Marian head coach John Patton doesn't believe in the concept of "rebuilding," but take one quick glance of this year's roster and you'll quickly realize that an extreme makeover is coming to Colt Country.

If you're looking for familiar names, you won't find many.

If you're searching for experience and statistics, you'll find even less.

At this point, there are more questions than answers surrounding this year's team, which makes Patton's job of finding an "identity" for his program all the more difficult.

Coming off an 18-6 season, the Colts will need to replace four starters and five of their top six scorers from last year's team.

Of the 14 players on this year's roster, only six played in a varsity game, and of those six, there is only one player (Anthony Agosti) who played in more than nine games or scored more than seven points last season.

"This is the second time in my four years as head coach that we're going to be entering a season with Anthony Agosti as the only returning starter," stated Patton. "Right now, we have a roster full of inexperienced kids that are being given an opportunity to step up and show us what they have.

"It's a process that's probably going to take some time, and we understand that. However, with a tough early season schedule, we need to grow up in a hurry and we need to find a group that's cohesive enough to keep us in games."

With a roster full of interchangeable parts, the one constant is 5-11 senior point guard Anthony Agosti. Last season, Agosti was third on the team averaging 8.38 points per game, was second on the team in rebounds (139), and was first on the team in assists (96) and steals (43). A jack-of-all-trades, Agosti will be counted on heavily this season, not only for his basketball skills but also for his senior leadership.
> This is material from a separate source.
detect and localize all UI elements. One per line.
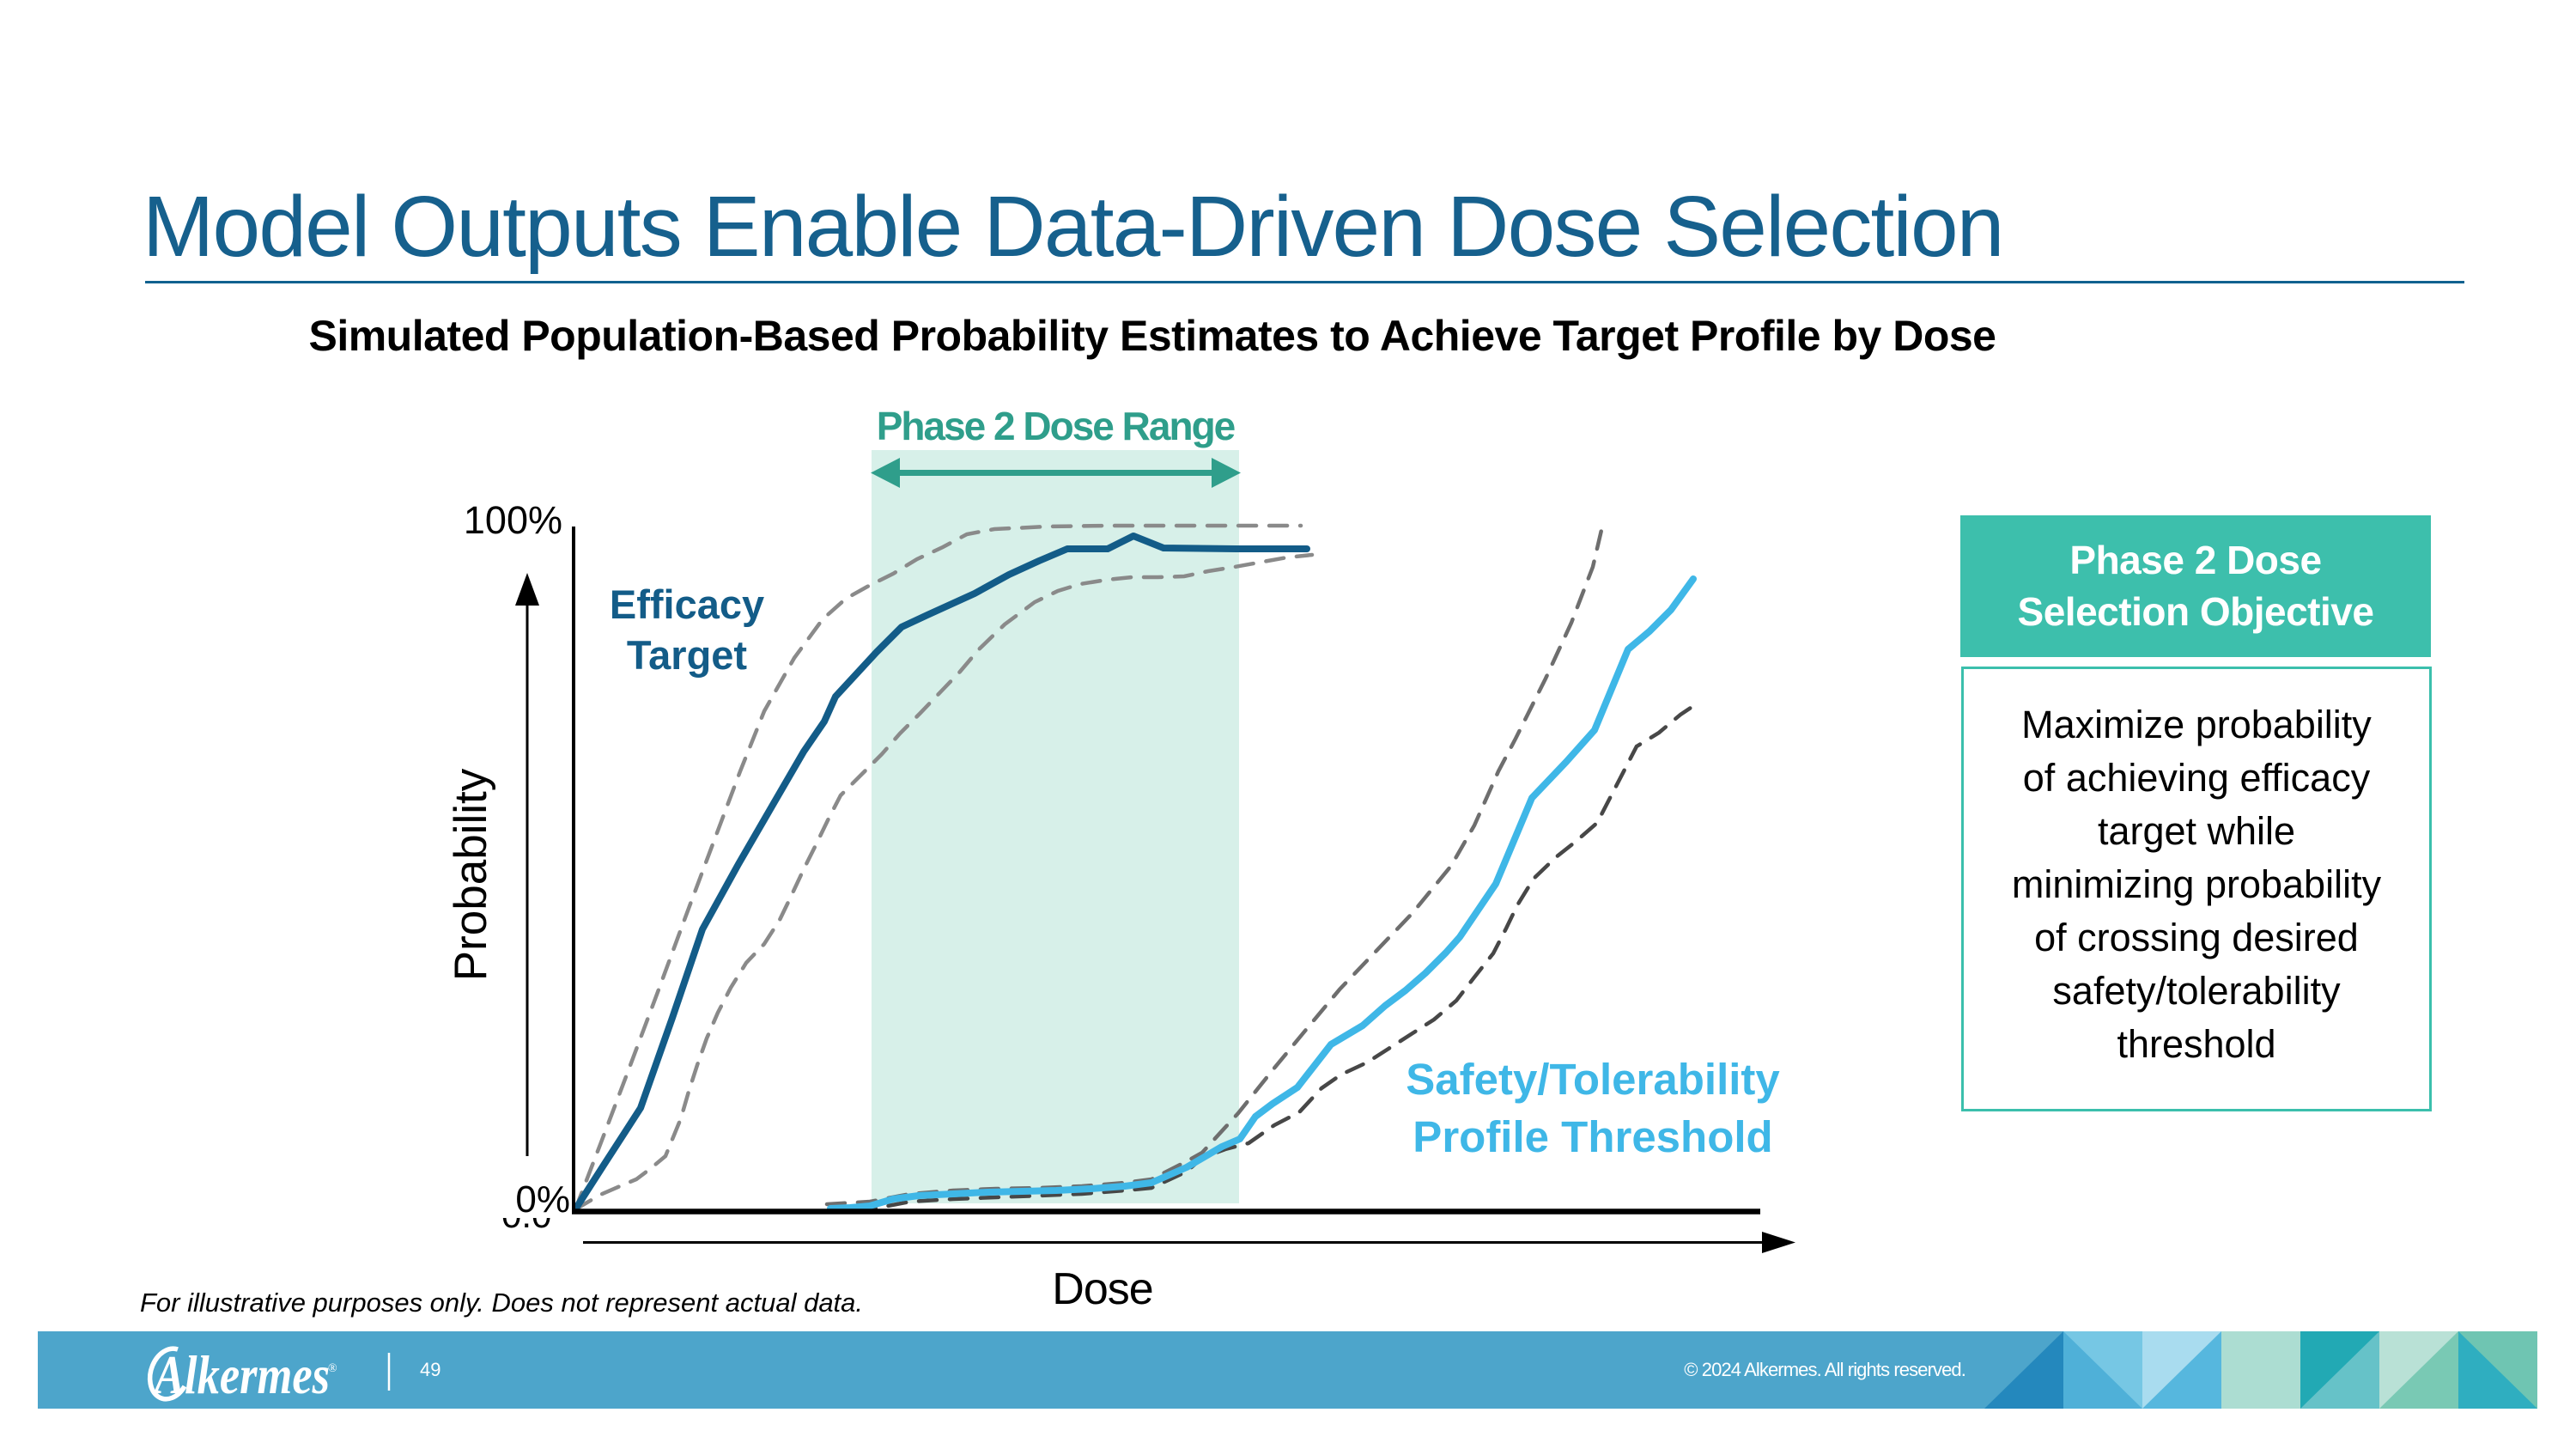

"There's no doubt that Anthony is the centerpiece of our team, but we don't expect to use him exclusively. There are four other guys on the court that we need to work around him and depend on.

"But with that being said, Anthony is an incredibly gifted athlete and he's our most consistent offensive and defensive player. He can handle the ball, shoot the ball, drive the ball, rebound the ball and guard the guy with the ball. He's just an all-around good player that we're counting on to lead this team."

As for the rest of the starting lineup, Patton has been tight-lipped, but part of the reason for that might be the level of uncertainty associated with such a young and inexperienced roster.

"It's going to be Anthony and a band of others," added Patton. "Anthony's earned his position and everyone else on this team still needs to prove themselves. I honestly don't have a starting lineup right now that I'm totally comfortable with."

After losing Ryan Karnish (13.48 points per game, 55 three-pointers), Alden Whah (9.91 ppg, 12.8 rebounds per game), Nick Kweder, Damian Richards and Eric Swankowski to graduation it's evident the Colts inexperienced players will have to grow up fast.

Leading the pack for playing time (along with Anthony Agosti) will be a trio of juniors who started on last year's JV team: 5-10 forward Nico Agosti, 6-1 forward Mike Vercusky and 5-11 guard Nick Wesner. Combined, those three players have a total of 10 games of varsity experience and two total points.

The other starting spot at the moment looks to be a revolving door between six different players: junior guard Matt Karnish, sophomore guard Dominic Mussoline, sophomore forward Kyle Swetz, and three freshmen (guard Ethan Kuczynski, and forwards Ian Myers and Josh Inama).

"With the makeup of this team, I don't know if we have shooters to be a mainly perimeter-shooting team like last year, nor do I think we have enough size (only one player taller than 6-1) to dominate the inside game. We have to find ways to score that suit our strengths, but we're still in the process of finding out what those are."

As Patton cultivates a young roster he hopes will develop with time, there is no doubt that this year's team will be a work in progress.

"Trying to replace one or two players is tough, but trying to replace five or six is yeoman's work," concluded Patton.